Share

Bab 4. Siapakah Ira yang Dimaksud?

“Eh ... apa maksud Mas Aryo?” tanya Indira dengan raut wajah heran. Alisnya bertaut seakan hendak menyelidik maksud perkataan Aryo sebenarnya.

‘’Kenapa saya merasa Mas Aryo mengenal saya lama, ya?” tanya Indira kepada Aryo.

Aryo terlihat gugup, dia menggaruk tengkuknya yang tak gatal.

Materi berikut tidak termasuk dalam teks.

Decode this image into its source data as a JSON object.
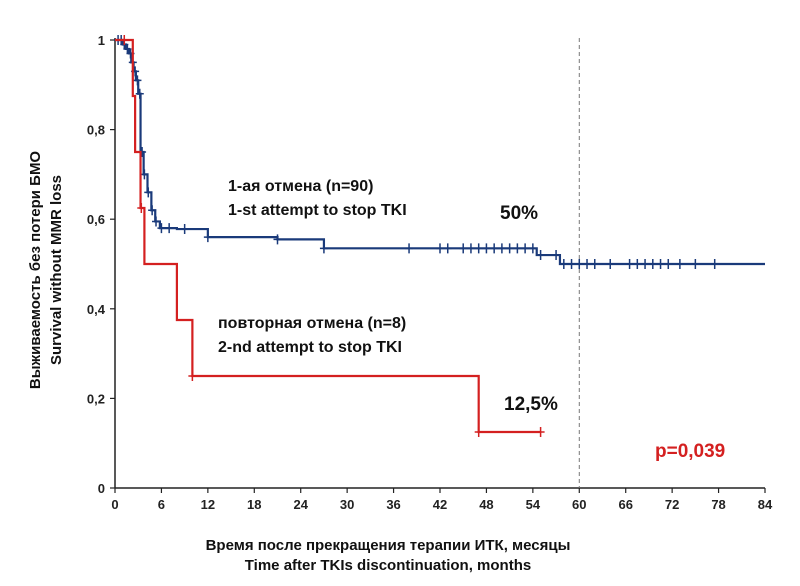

“Hmm ... itu, sa-saya hanya ... menebak. Iya saya hanya menebak.” Kentara sekali kalau Aryo sedang gugup. Dia bingung harus menjawab apa lagi. Sedangkan tak mungkin dia menjawab yang sesungguhnya.

“Oh ... begitu ya, Mas.” Indira tersenyum canggung. Entah kenapa dia merasa masih ada yang mengganjal . Hatinya merasa kurang puas mendengar jawaban Aryo tadi, tapi dia tak mungkin bertanya lebih jauh. Toh Indira yakin tak pernah bertemu dengan Aryo sebelum dia pindah ke kota ini.

“Sekali lagi, saya berterima kasih, Mas. Kalau tak ada Mas Aryo, tak tahu bagaimana keadaan saya sekarang,” ucap Indira tulus dengan suara bergetar. Sesungguhnya dia masih syok dan ketakutan setelah apa yang terjadi barusan. Tapi Indira tak ingin menunjukkannya kepada siapa pun.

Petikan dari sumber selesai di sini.